Sem participação social: criado há dois anos por Paulo Câmara, Comitê de Convivência com a Estiagem nunca se reuniu

Por Laércio Portela (Marco Zero Conteúdo)*

Lançado com pompa e circunstância pelo governador Paulo Câmara (PSB) em solenidade no Palácio do Campo das Princesas, em 11 de março de 2015, na presença de autoridades locais e da então ministra Teresa Campelo (Desenvolvimento Social), o Comitê Estadual de Convivência com a Estiagem está próximo de completar dois anos de existência sem nunca ter realizado uma reunião.

A situação é ainda mais grave quando consideramos que Pernambuco entra em 2017 no sexto ano da mais intensa e extensa seca das últimas décadas. Nada menos do que 125 municípios, do total de 184, decretaram estado de emergência. Os reservatórios estão secos. As obras das adutoras que poderiam minimizar os danos da estiagem nas regiões mais atingidas, atrasadas.

Falta água para a agricultura e o cuidado com os animais. O abastecimento para o consumo humano é precário em vastas áreas do semiárido pernambucano – e nordestino -, especialmente no Agreste.

Dados divulgados pela Compesa (empresa estadual de saneamento) dão conta de que a seca está afetando a vida de 1,1 milhão de pernambucanos. Pelo menos 300 mil pessoas são abastecidas apenas por meio de carros-pipa. Em comunidades rurais mais afastadas, a água potável está sendo garantida pela ação do Exército. Nas áreas urbanas, ela é um produto raro e caro.

Compromisso ficou no papel

A assinatura do decreto 41.535 pelo governador Paulo Câmara, há dois anos, gerou uma expectativa positiva dos movimentos sociais. Criado em 2012 pelo então governador Eduardo Campos (PSB), o Comitê de Convivência com a Estiagem passava agora a ter caráter permanente e a incluir na sua formação representantes de entidades da sociedade civil.

Soou como o reconhecimento pelo Governo do Estado da situação gravíssima vivida com a seca em Pernambuco e da necessidade de levar em conta a experiência de organizações civis que atuam há décadas no apoio técnico, jurídico e político aos trabalhadores rurais e às populações mais vulneráveis do Agreste e do Sertão.

Mas o que parecia uma iniciativa louvável para ampliar o diálogo com entidades que vivem o dia a dia das populações mais afetadas pela longa estiagem e que, portanto, poderiam contribuir de forma mais efetiva para a formulação e avaliação das políticas públicas, na verdade ficou apenas na promessa. O Comitê, na prática, inexiste. Em 22 meses, nunca se reuniu.
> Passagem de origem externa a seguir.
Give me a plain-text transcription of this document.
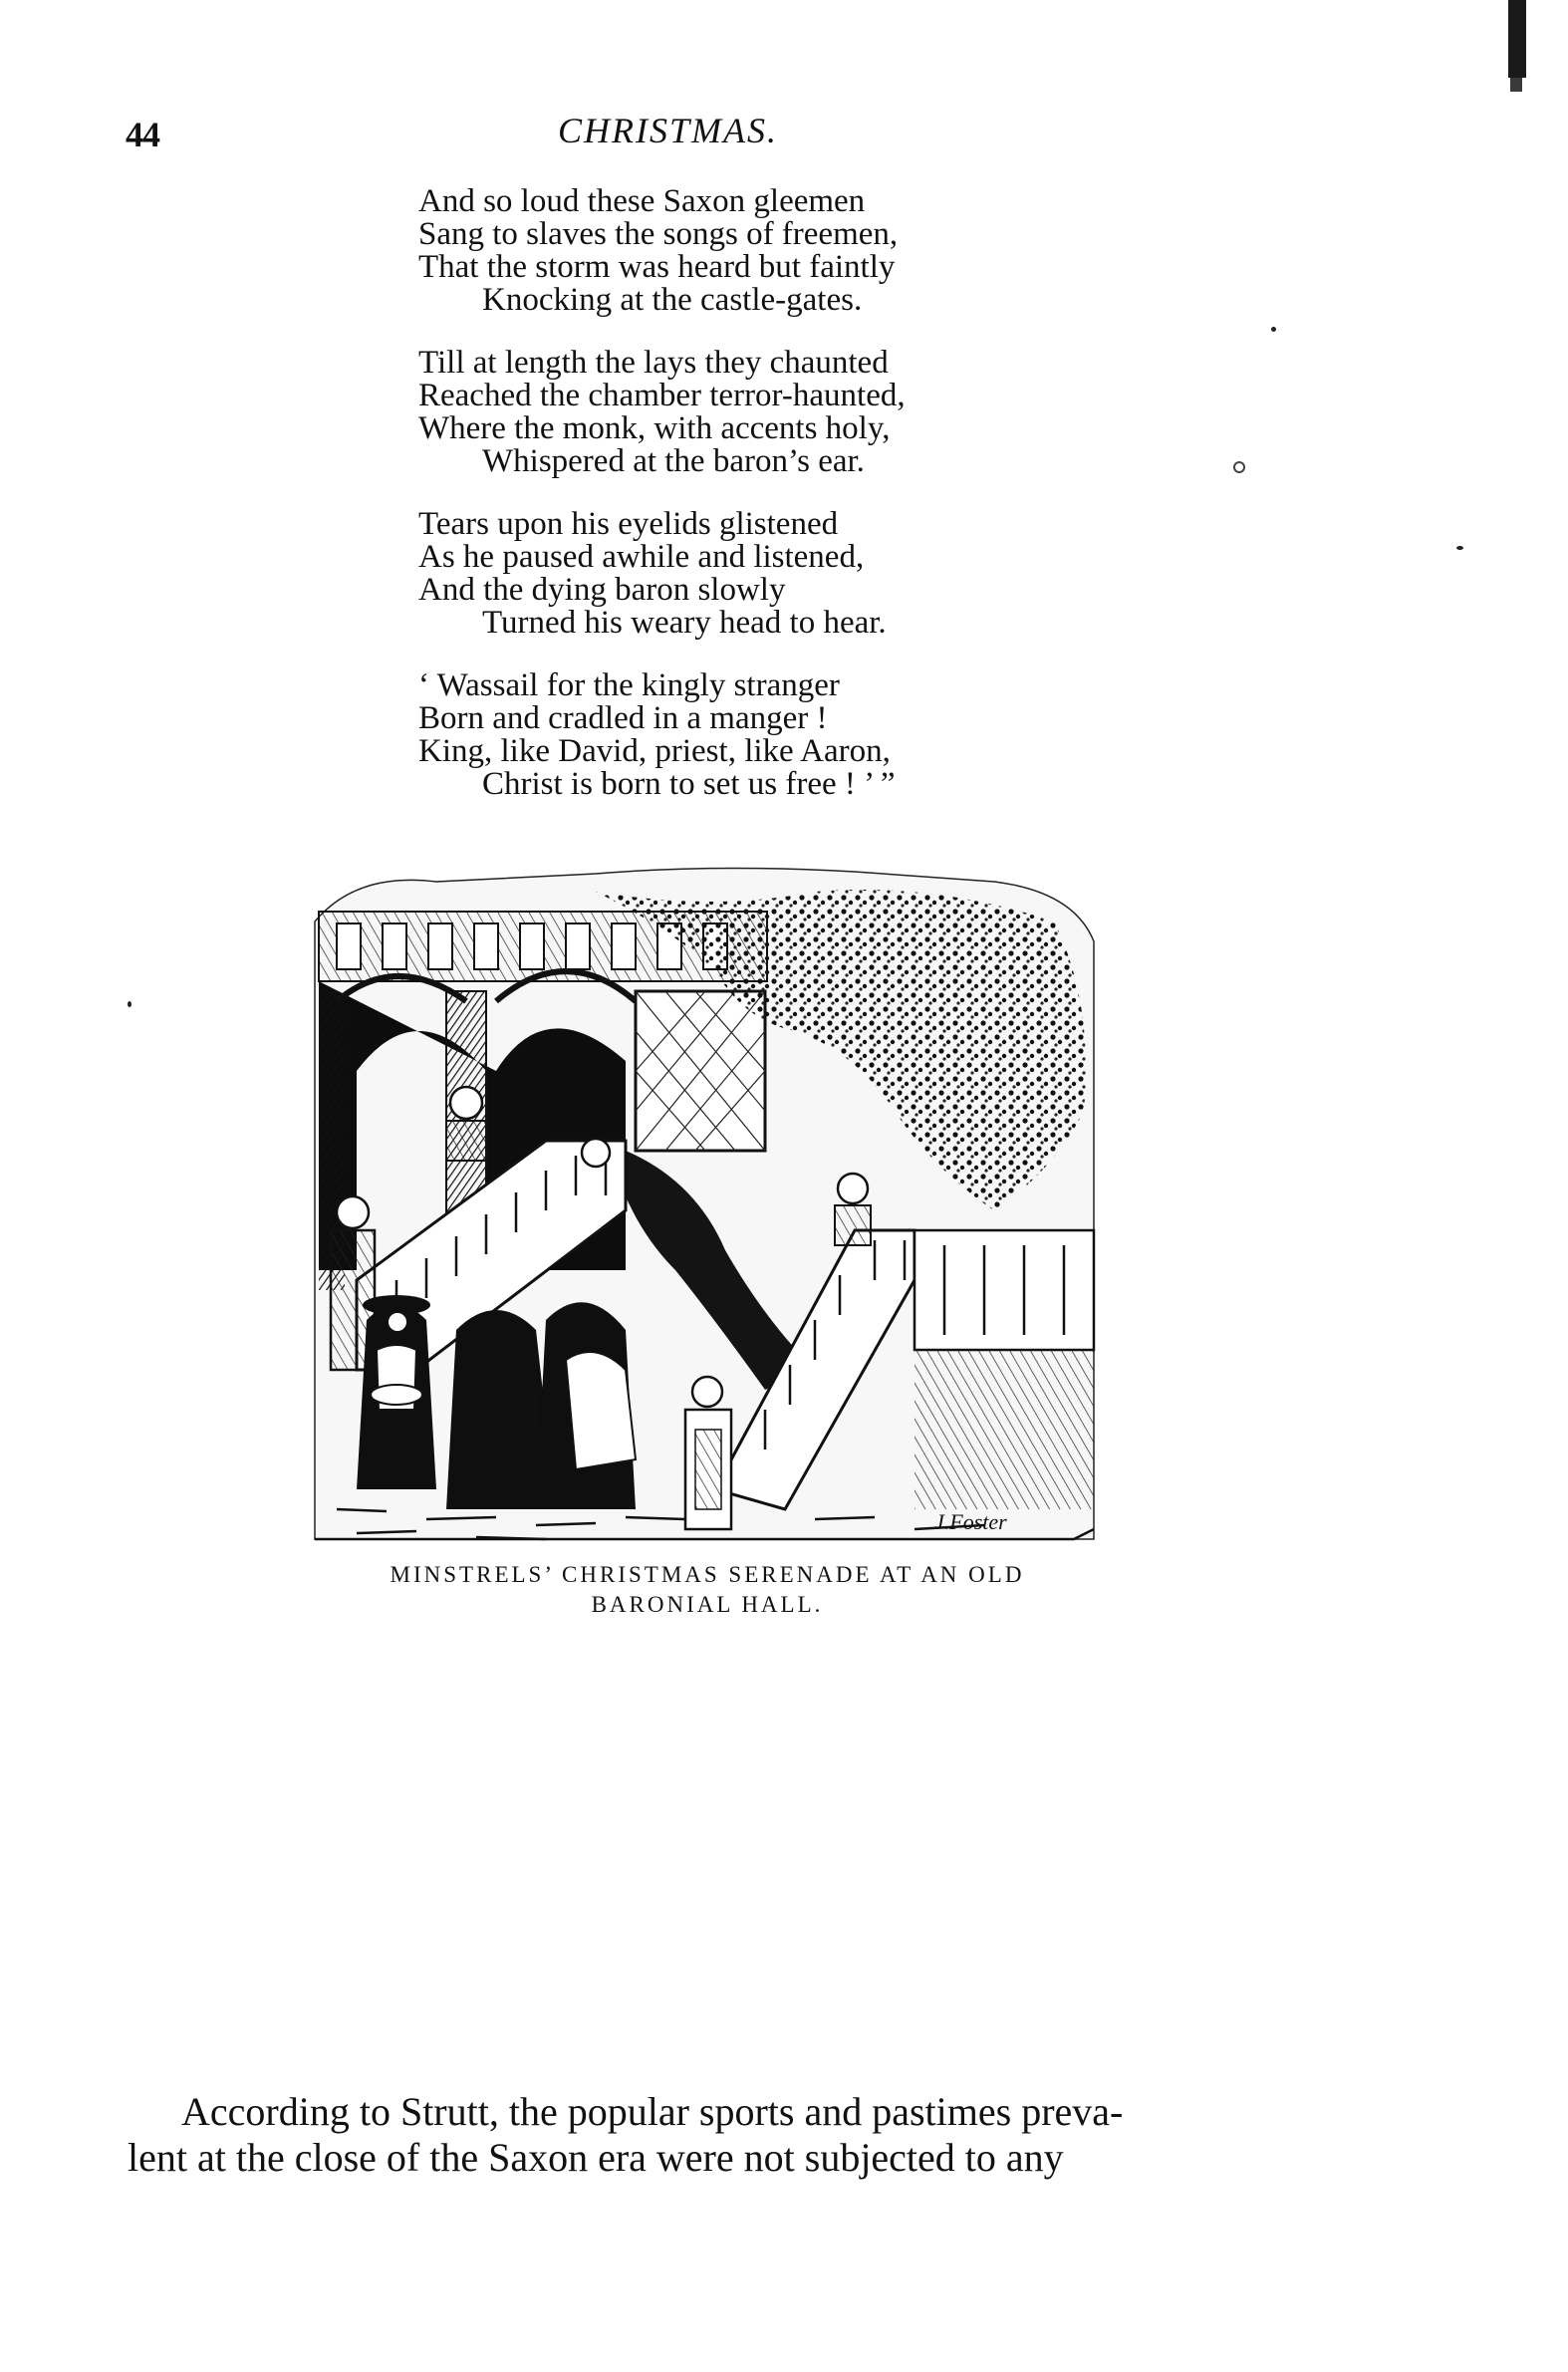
44	CHRISTMAS.
And so loud these Saxon gleemen
Sang to slaves the songs of freemen,
That the storm was heard but faintly
Knocking at the castle-gates.
Till at length the lays they chaunted
Reached the chamber terror-haunted,
Where the monk, with accents holy,
Whispered at the baron’s ear.
Tears upon his eyelids glistened
As he paused awhile and listened,
And the dying baron slowly
Turned his weary head to hear.
‘ Wassail for the kingly stranger
Born and cradled in a manger !
King, like David, priest, like Aaron,
Christ is born to set us free ! ’ ”
J.Foster
MINSTRELS’ CHRISTMAS SERENADE AT AN OLD
BARONIAL HALL.
According to Strutt, the popular sports and pastimes preva-
lent at the close of the Saxon era were not subjected to any
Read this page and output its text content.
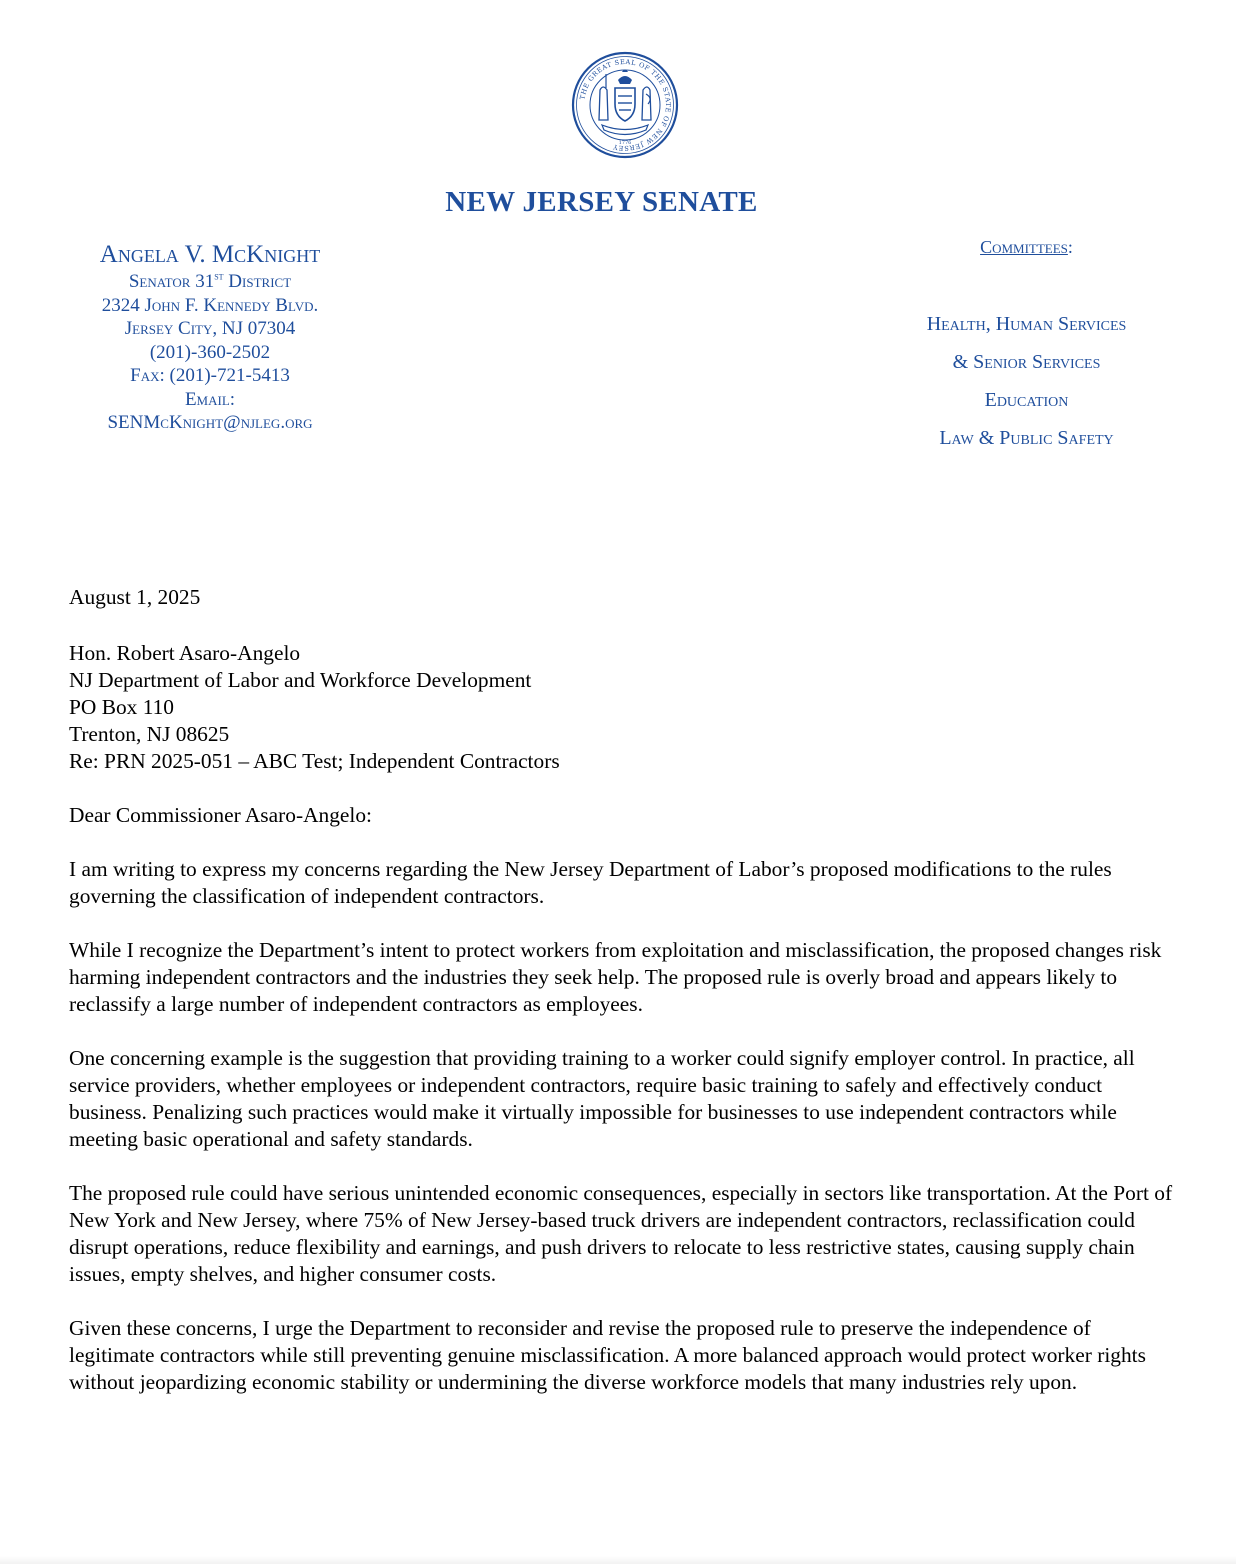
THE GREAT SEAL OF THE STATE OF NEW JERSEY 1776
NEW JERSEY SENATE
Angela V. McKnight
Senator 31st District
2324 John F. Kennedy Blvd.
Jersey City, NJ 07304
(201)-360-2502
Fax: (201)-721-5413
Email:
SENMcKnight@njleg.org
Committees:
Health, Human Services
& Senior Services
Education
Law & Public Safety

August 1, 2025

Hon. Robert Asaro-Angelo

NJ Department of Labor and Workforce Development

PO Box 110

Trenton, NJ 08625

Re: PRN 2025-051 – ABC Test; Independent Contractors

Dear Commissioner Asaro-Angelo:

I am writing to express my concerns regarding the New Jersey Department of Labor’s proposed modifications to the rules governing the classification of independent contractors.

While I recognize the Department’s intent to protect workers from exploitation and misclassification, the proposed changes risk harming independent contractors and the industries they seek help. The proposed rule is overly broad and appears likely to reclassify a large number of independent contractors as employees.

One concerning example is the suggestion that providing training to a worker could signify employer control. In practice, all service providers, whether employees or independent contractors, require basic training to safely and effectively conduct business. Penalizing such practices would make it virtually impossible for businesses to use independent contractors while meeting basic operational and safety standards.

The proposed rule could have serious unintended economic consequences, especially in sectors like transportation. At the Port of New York and New Jersey, where 75% of New Jersey-based truck drivers are independent contractors, reclassification could disrupt operations, reduce flexibility and earnings, and push drivers to relocate to less restrictive states, causing supply chain issues, empty shelves, and higher consumer costs.

Given these concerns, I urge the Department to reconsider and revise the proposed rule to preserve the independence of legitimate contractors while still preventing genuine misclassification. A more balanced approach would protect worker rights without jeopardizing economic stability or undermining the diverse workforce models that many industries rely upon.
É o que garantem os representantes da sociedade civil ouvidos pela Marco Zero Conteúdo e que têm assento no Comitê.

Sem participação social

Coordenador do Centro Sabiá e da ASA-Pernambuco (Articulação no Semiárido), o biólogo Alexandre Pires diz que a postura do Governo compromete a qualidade e a transparência das políticas públicas para a região. “Estamos falando de entidades que atuam há décadas com o público-alvo das políticas de convivência com a estiagem. Quando o Estado não nos chama para o diálogo há um prejuízo de natureza política muito grave. Ele não assegura o direito de participação social”.

A ASA é uma rede que congrega organizações civis das mais diversas naturezas (sindicatos, associações, cooperativas de trabalhadores, ONGs) num trabalho permanente de incentivo e apoio a práticas de desenvolvimento sustentável e convivência com o semiárido. Neste último caso, as ações estão pautadas na cultura do estoque de água, alimentos, sementes e animais. E nos preceitos da agroecologia; economia popular e solidária; educação contextualizada; e segurança alimentar e nutricional.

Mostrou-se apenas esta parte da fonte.